Publication year - 2007
Publication title -
veterinary and comparative oncology
Language(s) - English
Resource type - Journals
SCImago Journal Rank - 0.864
H-Index - 34
eISSN - 1476-5829
pISSN - 1476-5810
DOI - 10.1111/j.1476-5829.2006.00117.x
Subject(s) - protein kinase b , pi3k/akt/mtor pathway , prostate cancer , cancer research , gsk 3 , phosphorylation , prostate , signal transduction , kinase , chemistry , medicine , biology , endocrinology , cancer , microbiology and biotechnology
Deregulation of the 3‐phosphoinositide‐dependent protein kinase‐1 (PDK‐1)/Akt signalling pathway is associated with prostate cancer development and progression. Inhibition of PDK‐1/Akt signalling can be achieved using structurally optimized celecoxib derivatives such as OSU‐03012. In this study, we treated the novel canine prostate cancer cell line, Ace‐1, with OSU‐03012 or dimethyl sulphoxide in vitro . We found that Akt was constitutively phosphorylated in the canine prostate cancer cell line Ace‐1 and that there was a dose‐dependent decrease in cell viability, and Akt and glycogen synthase kinase‐3β phosphorylation, in response to OSU‐03012 treatment.
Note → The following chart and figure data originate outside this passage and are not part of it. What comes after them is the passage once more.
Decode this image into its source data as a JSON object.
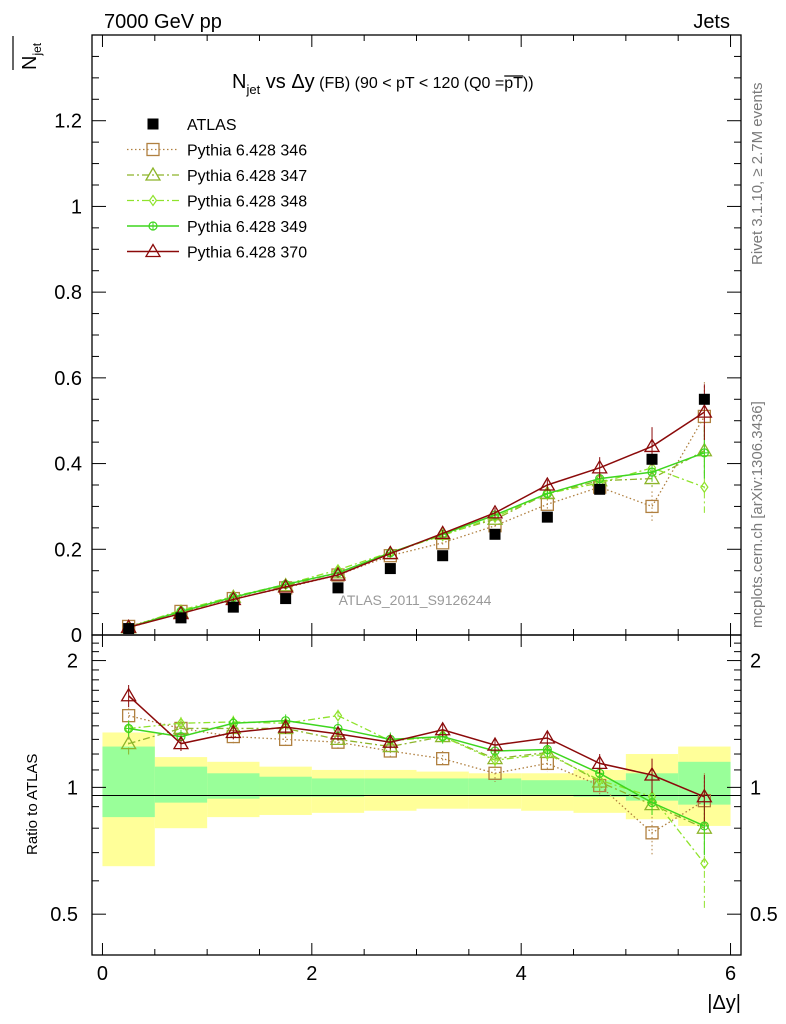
{
  "header": {
    "left": "7000 GeV pp",
    "right": "Jets"
  },
  "side_labels": {
    "rivet": "Rivet 3.1.10, ≥ 2.7M events",
    "mcplots": "mcplots.cern.ch [arXiv:1306.3436]"
  },
  "watermark": "ATLAS_2011_S9126244",
  "title": {
    "n": "N",
    "n_sub": "jet",
    "vs": " vs ",
    "dy": "Δy",
    "rest": " (FB) (90 < pT < 120 (Q0 =",
    "pt_over": "pT",
    "close": "))"
  },
  "y_axis_main": {
    "n": "N",
    "sub": "jet"
  },
  "y_axis_ratio": "Ratio to ATLAS",
  "x_axis": "|Δy|",
  "colors": {
    "atlas": "#000000",
    "p346": "#b08040",
    "p347": "#8db52a",
    "p348": "#8fe32c",
    "p349": "#3ed61f",
    "p370": "#8b0a0a",
    "band_yellow": "#ffff99",
    "band_green": "#99ff99"
  },
  "chart_data": {
    "type": "scatter",
    "x": [
      0.25,
      0.75,
      1.25,
      1.75,
      2.25,
      2.75,
      3.25,
      3.75,
      4.25,
      4.75,
      5.25,
      5.75
    ],
    "xlim": [
      -0.1,
      6.1
    ],
    "ylim_main": [
      0,
      1.4
    ],
    "ylim_ratio": [
      0.4,
      2.3
    ],
    "x_ticks": [
      "0",
      "2",
      "4",
      "6"
    ],
    "y_ticks_main": [
      "0",
      "0.2",
      "0.4",
      "0.6",
      "0.8",
      "1",
      "1.2"
    ],
    "y_ticks_ratio": [
      "0.5",
      "1",
      "2"
    ],
    "legend": [
      "ATLAS",
      "Pythia 6.428 346",
      "Pythia 6.428 347",
      "Pythia 6.428 348",
      "Pythia 6.428 349",
      "Pythia 6.428 370"
    ],
    "series": [
      {
        "name": "ATLAS",
        "marker": "square-filled",
        "color": "#000000",
        "values": [
          0.015,
          0.04,
          0.065,
          0.085,
          0.11,
          0.155,
          0.185,
          0.235,
          0.275,
          0.34,
          0.41,
          0.55
        ],
        "band_yellow": [
          [
            0.65,
            1.35
          ],
          [
            0.8,
            1.18
          ],
          [
            0.85,
            1.15
          ],
          [
            0.86,
            1.12
          ],
          [
            0.87,
            1.1
          ],
          [
            0.88,
            1.1
          ],
          [
            0.89,
            1.09
          ],
          [
            0.89,
            1.08
          ],
          [
            0.88,
            1.08
          ],
          [
            0.87,
            1.1
          ],
          [
            0.84,
            1.2
          ],
          [
            0.81,
            1.25
          ]
        ],
        "band_green": [
          [
            0.85,
            1.25
          ],
          [
            0.92,
            1.12
          ],
          [
            0.94,
            1.08
          ],
          [
            0.95,
            1.06
          ],
          [
            0.95,
            1.05
          ],
          [
            0.96,
            1.05
          ],
          [
            0.96,
            1.05
          ],
          [
            0.96,
            1.05
          ],
          [
            0.96,
            1.04
          ],
          [
            0.95,
            1.04
          ],
          [
            0.93,
            1.08
          ],
          [
            0.91,
            1.15
          ]
        ]
      },
      {
        "name": "Pythia 6.428 346",
        "marker": "square-open",
        "line": "dotted",
        "color": "#b08040",
        "values": [
          0.02,
          0.055,
          0.085,
          0.11,
          0.14,
          0.185,
          0.215,
          0.255,
          0.305,
          0.345,
          0.3,
          0.51
        ],
        "errors": [
          0.002,
          0.003,
          0.004,
          0.005,
          0.006,
          0.007,
          0.009,
          0.01,
          0.012,
          0.015,
          0.035,
          0.08
        ],
        "ratio": [
          1.48,
          1.38,
          1.32,
          1.3,
          1.28,
          1.22,
          1.17,
          1.08,
          1.14,
          1.01,
          0.78,
          0.93
        ],
        "ratio_err": [
          0.06,
          0.05,
          0.05,
          0.05,
          0.05,
          0.05,
          0.05,
          0.05,
          0.05,
          0.05,
          0.09,
          0.15
        ]
      },
      {
        "name": "Pythia 6.428 347",
        "marker": "triangle-open",
        "line": "dashdot",
        "color": "#8db52a",
        "values": [
          0.017,
          0.052,
          0.088,
          0.115,
          0.145,
          0.19,
          0.235,
          0.27,
          0.33,
          0.36,
          0.365,
          0.43
        ],
        "errors": [
          0.002,
          0.003,
          0.004,
          0.005,
          0.006,
          0.007,
          0.009,
          0.011,
          0.012,
          0.015,
          0.02,
          0.06
        ],
        "ratio": [
          1.27,
          1.38,
          1.38,
          1.38,
          1.3,
          1.25,
          1.32,
          1.17,
          1.21,
          1.03,
          0.91,
          0.8
        ],
        "ratio_err": [
          0.08,
          0.05,
          0.05,
          0.05,
          0.05,
          0.05,
          0.05,
          0.05,
          0.05,
          0.05,
          0.06,
          0.12
        ]
      },
      {
        "name": "Pythia 6.428 348",
        "marker": "diamond-open",
        "line": "dashdot",
        "color": "#8fe32c",
        "values": [
          0.018,
          0.058,
          0.09,
          0.118,
          0.152,
          0.193,
          0.232,
          0.275,
          0.33,
          0.355,
          0.39,
          0.345
        ],
        "errors": [
          0.002,
          0.003,
          0.004,
          0.005,
          0.006,
          0.007,
          0.009,
          0.011,
          0.012,
          0.015,
          0.02,
          0.06
        ],
        "ratio": [
          1.38,
          1.42,
          1.43,
          1.42,
          1.48,
          1.29,
          1.32,
          1.16,
          1.2,
          1.04,
          0.95,
          0.66
        ],
        "ratio_err": [
          0.06,
          0.05,
          0.05,
          0.05,
          0.05,
          0.05,
          0.05,
          0.05,
          0.05,
          0.05,
          0.06,
          0.15
        ]
      },
      {
        "name": "Pythia 6.428 349",
        "marker": "circle-cross",
        "line": "solid",
        "color": "#3ed61f",
        "values": [
          0.018,
          0.055,
          0.088,
          0.118,
          0.145,
          0.192,
          0.235,
          0.28,
          0.33,
          0.365,
          0.38,
          0.425
        ],
        "errors": [
          0.002,
          0.003,
          0.004,
          0.005,
          0.006,
          0.007,
          0.009,
          0.011,
          0.012,
          0.015,
          0.02,
          0.06
        ],
        "ratio": [
          1.38,
          1.32,
          1.42,
          1.44,
          1.38,
          1.3,
          1.32,
          1.22,
          1.23,
          1.08,
          0.92,
          0.81
        ],
        "ratio_err": [
          0.06,
          0.05,
          0.05,
          0.05,
          0.05,
          0.05,
          0.05,
          0.05,
          0.05,
          0.05,
          0.06,
          0.12
        ]
      },
      {
        "name": "Pythia 6.428 370",
        "marker": "triangle-open",
        "line": "solid",
        "color": "#8b0a0a",
        "values": [
          0.018,
          0.05,
          0.083,
          0.112,
          0.14,
          0.19,
          0.237,
          0.285,
          0.35,
          0.39,
          0.44,
          0.52
        ],
        "errors": [
          0.002,
          0.003,
          0.004,
          0.005,
          0.006,
          0.007,
          0.009,
          0.011,
          0.012,
          0.025,
          0.045,
          0.065
        ],
        "ratio": [
          1.65,
          1.27,
          1.35,
          1.39,
          1.34,
          1.28,
          1.37,
          1.26,
          1.31,
          1.14,
          1.07,
          0.95
        ],
        "ratio_err": [
          0.1,
          0.05,
          0.05,
          0.05,
          0.05,
          0.05,
          0.05,
          0.05,
          0.05,
          0.06,
          0.1,
          0.12
        ]
      }
    ]
  }
}
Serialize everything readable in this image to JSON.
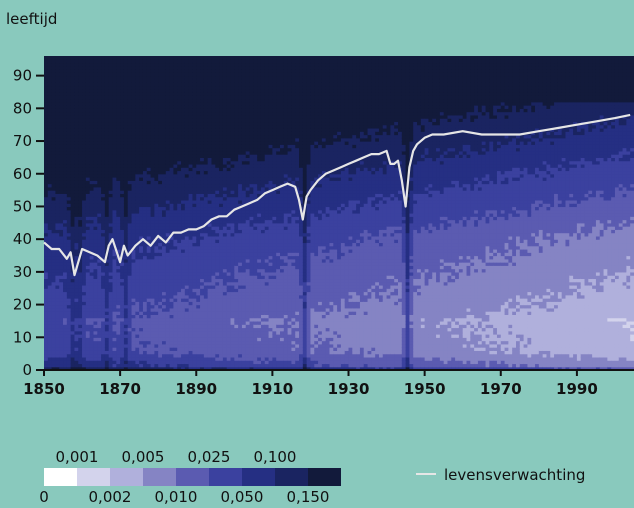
{
  "chart_data": {
    "type": "heatmap",
    "title": "",
    "ylabel": "leeftijd",
    "xlabel": "",
    "xlim": [
      1850,
      2005
    ],
    "ylim": [
      0,
      96
    ],
    "x_ticks": [
      1850,
      1870,
      1890,
      1910,
      1930,
      1950,
      1970,
      1990
    ],
    "y_ticks": [
      0,
      10,
      20,
      30,
      40,
      50,
      60,
      70,
      80,
      90
    ],
    "color_scale": {
      "colors": [
        "#ffffff",
        "#d3d3ec",
        "#b0b0dc",
        "#8584c4",
        "#5b5bb1",
        "#3b419f",
        "#252f83",
        "#1a2461",
        "#121a3b"
      ],
      "thresholds_top": [
        "0,001",
        "0,005",
        "0,025",
        "0,100"
      ],
      "thresholds_bottom": [
        "0",
        "0,002",
        "0,010",
        "0,050",
        "0,150"
      ]
    },
    "heatmap_note_levels": "cell value = color class index 0..8 of the color scale",
    "series": [
      {
        "name": "levensverwachting",
        "color": "#e6e6e6",
        "x": [
          1850,
          1852,
          1854,
          1856,
          1857,
          1858,
          1860,
          1862,
          1864,
          1866,
          1867,
          1868,
          1870,
          1871,
          1872,
          1874,
          1876,
          1878,
          1880,
          1882,
          1884,
          1886,
          1888,
          1890,
          1892,
          1894,
          1896,
          1898,
          1900,
          1902,
          1904,
          1906,
          1908,
          1910,
          1912,
          1914,
          1916,
          1917,
          1918,
          1919,
          1920,
          1922,
          1924,
          1926,
          1928,
          1930,
          1932,
          1934,
          1936,
          1938,
          1940,
          1941,
          1942,
          1943,
          1944,
          1945,
          1946,
          1947,
          1948,
          1950,
          1952,
          1955,
          1960,
          1965,
          1970,
          1975,
          1980,
          1985,
          1990,
          1995,
          2000,
          2004
        ],
        "y": [
          39,
          37,
          37,
          34,
          36,
          29,
          37,
          36,
          35,
          33,
          38,
          40,
          33,
          38,
          35,
          38,
          40,
          38,
          41,
          39,
          42,
          42,
          43,
          43,
          44,
          46,
          47,
          47,
          49,
          50,
          51,
          52,
          54,
          55,
          56,
          57,
          56,
          52,
          46,
          53,
          55,
          58,
          60,
          61,
          62,
          63,
          64,
          65,
          66,
          66,
          67,
          63,
          63,
          64,
          58,
          50,
          62,
          67,
          69,
          71,
          72,
          72,
          73,
          72,
          72,
          72,
          73,
          74,
          75,
          76,
          77,
          78
        ]
      }
    ]
  },
  "legend": {
    "line_label": "levensverwachting"
  }
}
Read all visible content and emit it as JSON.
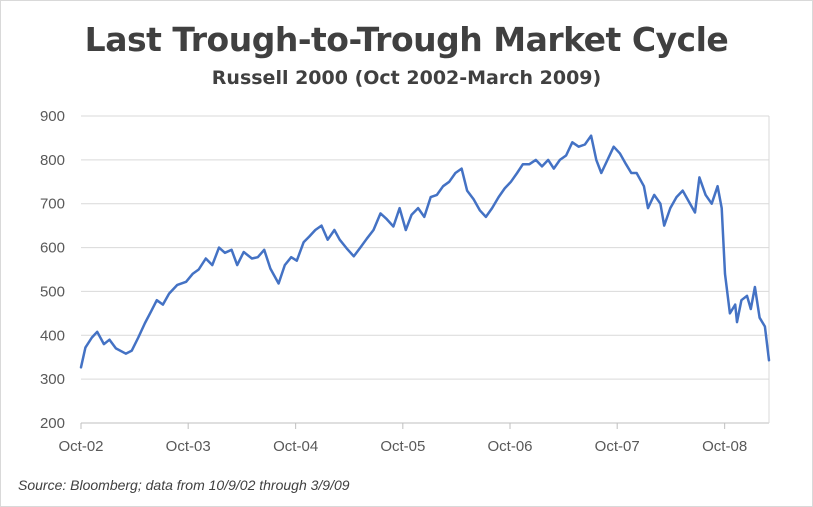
{
  "chart_data": {
    "type": "line",
    "title": "Last Trough-to-Trough Market Cycle",
    "subtitle": "Russell 2000 (Oct 2002-March 2009)",
    "xlabel": "",
    "ylabel": "",
    "ylim": [
      200,
      900
    ],
    "xlim": [
      "2002-10-09",
      "2009-03-09"
    ],
    "yticks": [
      "200",
      "300",
      "400",
      "500",
      "600",
      "700",
      "800",
      "900"
    ],
    "xticks": [
      {
        "date": "2002-10-09",
        "label": "Oct-02"
      },
      {
        "date": "2003-10-09",
        "label": "Oct-03"
      },
      {
        "date": "2004-10-09",
        "label": "Oct-04"
      },
      {
        "date": "2005-10-09",
        "label": "Oct-05"
      },
      {
        "date": "2006-10-09",
        "label": "Oct-06"
      },
      {
        "date": "2007-10-09",
        "label": "Oct-07"
      },
      {
        "date": "2008-10-09",
        "label": "Oct-08"
      }
    ],
    "grid": true,
    "legend": "none",
    "line_color": "#4472c4",
    "series": [
      {
        "x": [
          "2002-10-09",
          "2002-10-24",
          "2002-11-15",
          "2002-12-03",
          "2002-12-26",
          "2003-01-14",
          "2003-02-05",
          "2003-03-11",
          "2003-03-31",
          "2003-04-22",
          "2003-05-15",
          "2003-06-05",
          "2003-06-24",
          "2003-07-15",
          "2003-08-05",
          "2003-09-02",
          "2003-10-02",
          "2003-10-24",
          "2003-11-14",
          "2003-12-08",
          "2003-12-30",
          "2004-01-22",
          "2004-02-11",
          "2004-03-05",
          "2004-03-24",
          "2004-04-15",
          "2004-05-13",
          "2004-06-02",
          "2004-06-24",
          "2004-07-15",
          "2004-08-12",
          "2004-09-02",
          "2004-09-24",
          "2004-10-13",
          "2004-11-05",
          "2004-11-24",
          "2004-12-15",
          "2005-01-05",
          "2005-01-26",
          "2005-02-18",
          "2005-03-08",
          "2005-04-01",
          "2005-04-25",
          "2005-05-17",
          "2005-06-08",
          "2005-07-01",
          "2005-07-25",
          "2005-08-15",
          "2005-09-07",
          "2005-09-28",
          "2005-10-19",
          "2005-11-08",
          "2005-11-30",
          "2005-12-21",
          "2006-01-12",
          "2006-02-02",
          "2006-02-23",
          "2006-03-16",
          "2006-04-06",
          "2006-04-27",
          "2006-05-16",
          "2006-06-07",
          "2006-06-28",
          "2006-07-19",
          "2006-08-09",
          "2006-08-31",
          "2006-09-21",
          "2006-10-12",
          "2006-11-02",
          "2006-11-22",
          "2006-12-14",
          "2007-01-05",
          "2007-01-26",
          "2007-02-16",
          "2007-03-07",
          "2007-03-28",
          "2007-04-18",
          "2007-05-09",
          "2007-05-31",
          "2007-06-21",
          "2007-07-12",
          "2007-07-30",
          "2007-08-16",
          "2007-09-06",
          "2007-09-27",
          "2007-10-18",
          "2007-11-08",
          "2007-11-26",
          "2007-12-14",
          "2008-01-08",
          "2008-01-22",
          "2008-02-12",
          "2008-03-04",
          "2008-03-17",
          "2008-04-07",
          "2008-04-28",
          "2008-05-19",
          "2008-06-09",
          "2008-06-30",
          "2008-07-15",
          "2008-08-05",
          "2008-08-26",
          "2008-09-15",
          "2008-09-29",
          "2008-10-10",
          "2008-10-27",
          "2008-11-14",
          "2008-11-20",
          "2008-12-05",
          "2008-12-24",
          "2009-01-06",
          "2009-01-20",
          "2009-02-05",
          "2009-02-23",
          "2009-03-09"
        ],
        "values": [
          327,
          372,
          395,
          408,
          380,
          390,
          370,
          358,
          365,
          395,
          428,
          455,
          480,
          470,
          495,
          515,
          522,
          540,
          550,
          575,
          560,
          600,
          588,
          595,
          560,
          590,
          575,
          578,
          595,
          552,
          518,
          560,
          578,
          570,
          612,
          625,
          640,
          650,
          618,
          640,
          618,
          598,
          580,
          600,
          620,
          640,
          678,
          665,
          648,
          690,
          640,
          675,
          690,
          670,
          715,
          720,
          740,
          750,
          770,
          780,
          730,
          710,
          685,
          670,
          690,
          715,
          735,
          750,
          770,
          790,
          790,
          800,
          785,
          800,
          780,
          800,
          810,
          840,
          830,
          835,
          855,
          800,
          770,
          800,
          830,
          815,
          790,
          770,
          770,
          740,
          690,
          720,
          700,
          650,
          690,
          715,
          730,
          705,
          680,
          760,
          720,
          700,
          740,
          690,
          540,
          450,
          470,
          430,
          480,
          490,
          460,
          510,
          440,
          420,
          343
        ]
      }
    ]
  },
  "source_text": "Source: Bloomberg; data from 10/9/02 through 3/9/09"
}
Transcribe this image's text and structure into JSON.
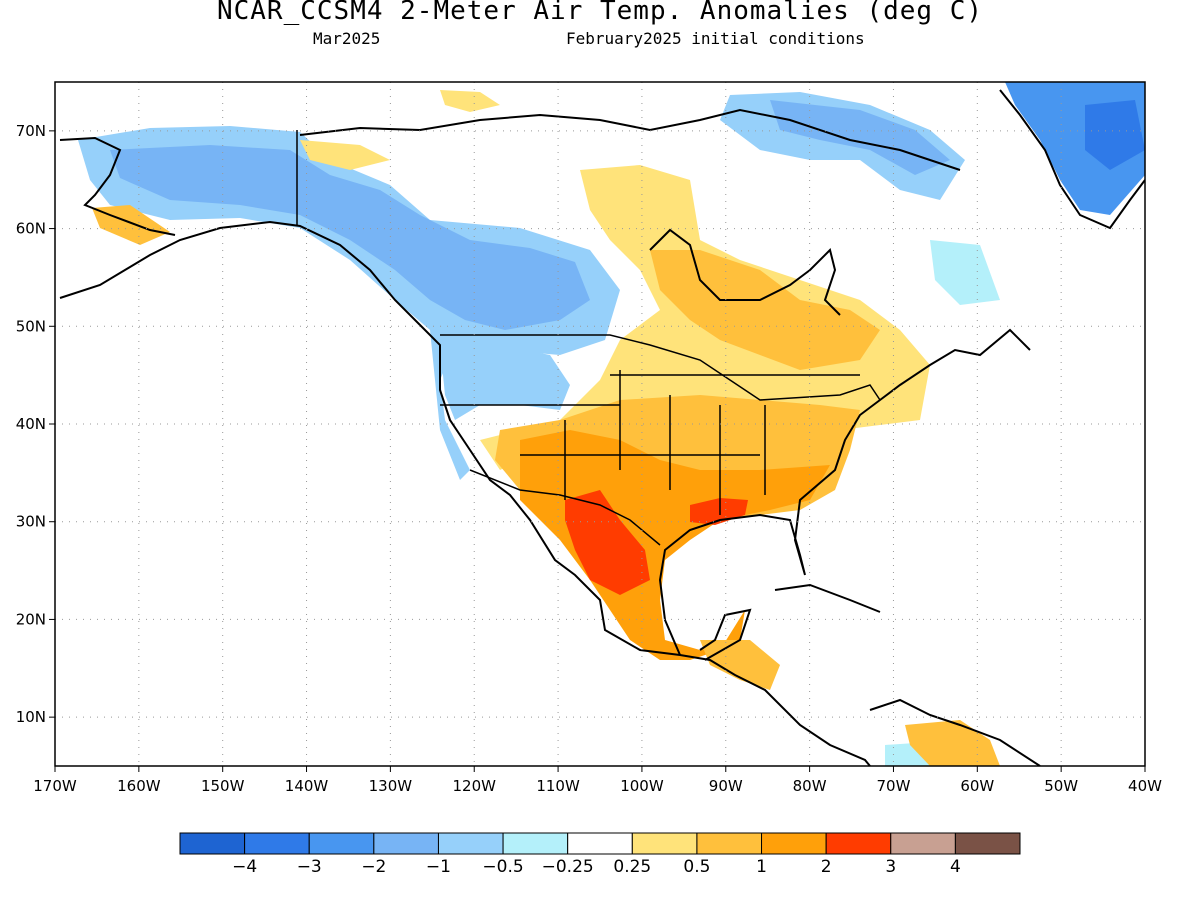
{
  "title": "NCAR_CCSM4 2-Meter Air Temp. Anomalies (deg C)",
  "subtitle_left": "Mar2025",
  "subtitle_right": "February2025 initial conditions",
  "map": {
    "lon_range": [
      -170,
      -40
    ],
    "lat_range": [
      5,
      75
    ],
    "lat_ticks": [
      "10N",
      "20N",
      "30N",
      "40N",
      "50N",
      "60N",
      "70N"
    ],
    "lon_ticks": [
      "170W",
      "160W",
      "150W",
      "140W",
      "130W",
      "120W",
      "110W",
      "100W",
      "90W",
      "80W",
      "70W",
      "60W",
      "50W",
      "40W"
    ],
    "gridlines": "dotted"
  },
  "colorbar": {
    "colors": [
      "#1e64d2",
      "#2f7ae8",
      "#4896f0",
      "#77b4f5",
      "#96d0fa",
      "#b4f0fa",
      "#ffffff",
      "#ffe37a",
      "#ffc03c",
      "#ffa00a",
      "#ff3c00",
      "#c8a092",
      "#7a5246"
    ],
    "labels": [
      "−4",
      "−3",
      "−2",
      "−1",
      "−0.5",
      "−0.25",
      "0.25",
      "0.5",
      "1",
      "2",
      "3",
      "4"
    ]
  }
}
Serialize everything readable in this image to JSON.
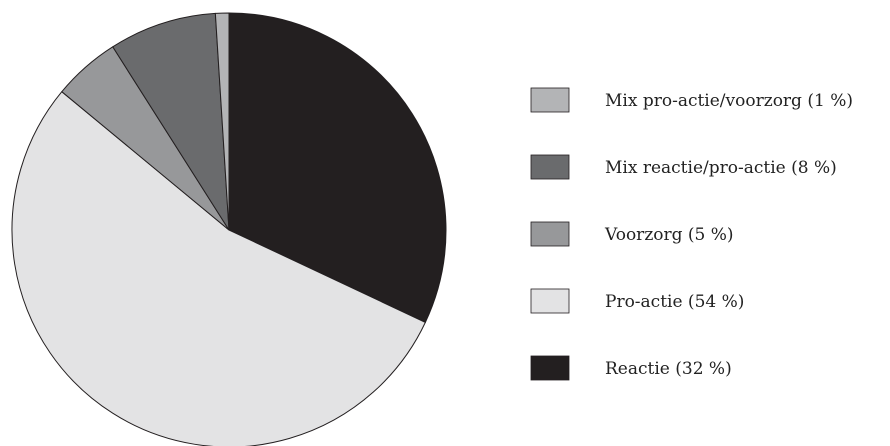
{
  "chart_data": {
    "type": "pie",
    "slices": [
      {
        "label": "Reactie (32 %)",
        "value": 32,
        "color": "#231f20"
      },
      {
        "label": "Pro-actie (54 %)",
        "value": 54,
        "color": "#e3e3e4"
      },
      {
        "label": "Voorzorg (5 %)",
        "value": 5,
        "color": "#97989a"
      },
      {
        "label": "Mix reactie/pro-actie (8 %)",
        "value": 8,
        "color": "#6a6b6d"
      },
      {
        "label": "Mix pro-actie/voorzorg (1 %)",
        "value": 1,
        "color": "#b3b4b6"
      }
    ],
    "legend": {
      "position": "right",
      "entries": [
        {
          "label": "Mix pro-actie/voorzorg (1 %)",
          "color": "#b3b4b6"
        },
        {
          "label": "Mix reactie/pro-actie (8 %)",
          "color": "#6a6b6d"
        },
        {
          "label": "Voorzorg (5 %)",
          "color": "#97989a"
        },
        {
          "label": "Pro-actie (54 %)",
          "color": "#e3e3e4"
        },
        {
          "label": "Reactie (32 %)",
          "color": "#231f20"
        }
      ]
    },
    "start_angle": "12 o'clock",
    "direction": "clockwise"
  }
}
This was accompanied by a dose‐dependent increase in apoptosis. These data suggest that Akt signalling pathway inhibition is a potential strategy for the treatment of dogs with prostate cancer and that canine prostate cancer is a relevant large animal model for evaluating Akt pathway inhibitors such as OSU‐03012 for use in people.